Many terrific re-watches beyond Maddin this month, from the still-startling movie that killed Michael Powell’s career to Los Angeles Plays Itself, a three-hour-long film history lecture that hasn’t lost any of its power since I last viewed it sixteen years ago. More revelatory, however, was my first viewing of The Grand Budapest Hotel since its theatrical run in 2014. As with The Royal Tenenbaums, Wes Anderson’s jewel box perfection resonated more at home for me than it did on a very large screen; it’s now ahead of The Life Aquatic and Fantastic Mr. Fox (but still not Moonrise Kingdom) in my ranking of the director’s features.
Elsewhere, with his classic run of eight films in the ‘40s now streaming on Criterion, my Preston Sturges watch has begun with The Great McGinty and Christmas In July; a month-long subscription to Disney+ for WandaVision allowed me to catch up on some Pixar features, including a rewatch of The Incredibles in preparation for the slightly inferior but still very good sequel; the absolutely deranged The Legend of the Stardust Brothers, which I may watch again in April before my MUBI subscription runs out; and The Movie Orgy, a pioneering found footage collage curated by a young Joe Dante, four-plus hours of it currently available to stream on Archive.org and essential for connoisseurs of trashy 50s/60s movies and TV.

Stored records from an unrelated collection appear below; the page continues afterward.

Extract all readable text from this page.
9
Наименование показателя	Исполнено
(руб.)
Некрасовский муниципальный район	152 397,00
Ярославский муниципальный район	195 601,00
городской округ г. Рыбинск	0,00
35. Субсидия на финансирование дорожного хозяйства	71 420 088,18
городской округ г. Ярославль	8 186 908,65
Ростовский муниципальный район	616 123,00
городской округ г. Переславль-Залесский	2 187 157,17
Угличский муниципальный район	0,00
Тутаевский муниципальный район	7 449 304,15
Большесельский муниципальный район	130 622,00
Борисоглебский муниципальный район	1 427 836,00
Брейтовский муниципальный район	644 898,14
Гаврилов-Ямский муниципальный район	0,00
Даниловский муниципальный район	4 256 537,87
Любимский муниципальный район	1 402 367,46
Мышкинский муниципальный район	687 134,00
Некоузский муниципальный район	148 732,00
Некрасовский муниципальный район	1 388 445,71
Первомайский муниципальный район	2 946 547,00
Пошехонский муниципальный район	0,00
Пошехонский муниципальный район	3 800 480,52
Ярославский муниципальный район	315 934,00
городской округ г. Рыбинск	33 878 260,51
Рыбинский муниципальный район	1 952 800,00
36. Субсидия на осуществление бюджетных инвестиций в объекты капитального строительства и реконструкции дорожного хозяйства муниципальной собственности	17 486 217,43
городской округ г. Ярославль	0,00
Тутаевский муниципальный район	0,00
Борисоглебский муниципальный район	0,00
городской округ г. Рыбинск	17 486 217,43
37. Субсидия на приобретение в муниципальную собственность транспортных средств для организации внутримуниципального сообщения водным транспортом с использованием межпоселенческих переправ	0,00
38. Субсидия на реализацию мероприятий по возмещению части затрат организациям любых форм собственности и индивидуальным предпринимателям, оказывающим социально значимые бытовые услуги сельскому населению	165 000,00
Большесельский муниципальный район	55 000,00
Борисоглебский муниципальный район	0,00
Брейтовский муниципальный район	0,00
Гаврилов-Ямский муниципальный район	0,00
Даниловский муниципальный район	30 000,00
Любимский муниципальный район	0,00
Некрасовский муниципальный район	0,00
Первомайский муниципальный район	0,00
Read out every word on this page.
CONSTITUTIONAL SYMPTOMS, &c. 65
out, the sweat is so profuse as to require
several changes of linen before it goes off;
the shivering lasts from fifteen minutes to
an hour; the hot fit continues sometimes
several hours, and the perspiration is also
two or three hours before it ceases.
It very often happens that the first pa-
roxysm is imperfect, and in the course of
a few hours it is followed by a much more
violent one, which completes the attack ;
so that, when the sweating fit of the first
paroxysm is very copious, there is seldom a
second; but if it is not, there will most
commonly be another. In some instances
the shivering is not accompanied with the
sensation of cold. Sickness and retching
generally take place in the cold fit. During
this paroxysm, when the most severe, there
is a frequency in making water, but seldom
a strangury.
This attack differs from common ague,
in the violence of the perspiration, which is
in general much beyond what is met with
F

Films viewed in March in chronological order, with director, year of release and my rating (out of 10); starred titles are re-watches:
Only Dream Things (Guy Maddin, 2012) 8
A New Leaf (Elaine May, 1971) 10
The Mouse That Roared (Jack Arnold, 1959) 7
Sylvie’s Love (Eugene Ashe, 2020) 6
Los Angeles Plays Itself (Thom Andersen, 2003)* 10
The Great McGinty (Preston Sturges, 1940) 7
Black Bear (Lawrence Michael Levine, 2020)* 8
Soul (Pete Docter, Kemp Powers, 2020) 8
Keep An Eye Out (Quentin Dupieux, 2018) 7
Glorious (Maddin, 2008) 6
Dracula: Pages From a Virgin’s Diary (Maddin, 2002)* 7
The Rabbi Goes West (Gerald Peary, Amy Geller, 2019)**
The Wicker Man (Robin Hardy, 1973)* 9
Gutterbug (Andrew Gibson, 2019) 5
Stray (Elizabeth Lo, 2020) 6
The Last of Sheila (Herbert Ross, 1973) 8
Farewell Amor (Ekwa Msangi, 2020) 7
Coming 2 America (Craig Brewer, 2021) 5
Inside Out (Docter, 2015) 8
The Movie Orgy (Joe Dante, 1968) 9
The Piano (Jane Campion, 1993)* 9
Sinclair (Maddin, 2010) 6
The Incredibles (Brad Bird, 2004)* 9
Boy Meets Girl (Leos Carax, 1984) 7
The Quiet Man (John Ford, 1952) 7
Christmas In July (Sturges, 1940)* 8
Incredibles 2 (Bird, 2018) 8
The Grand Budapest Hotel (Wes Anderson, 2014)* 10
My Dad Is 100 Years Old (Maddin, 2005)* 8
Cowards Bend The Knee (Maddin, 2003)* 7
The Legend of The Stardust Brothers (Makoto Tezuka, 1985) 8
Peeping Tom (Michael Powell, 1960)* 10
The Inheritance (Ephraim Asili 2020) 6
Slim Aarons: The High Life (Fritz Mitchell, 2016) 4
As Tears Go By (Wong Kar-wai, 1988) 7
The Forbidden Room (Maddin, Evan Johnson, 2015)* 9
Bugsy Malone (Alan Parker, 1976) 7
The Color Wheel (Alex Ross Perry, 2011) 5
(**not rated, because I know the filmmakers personally!)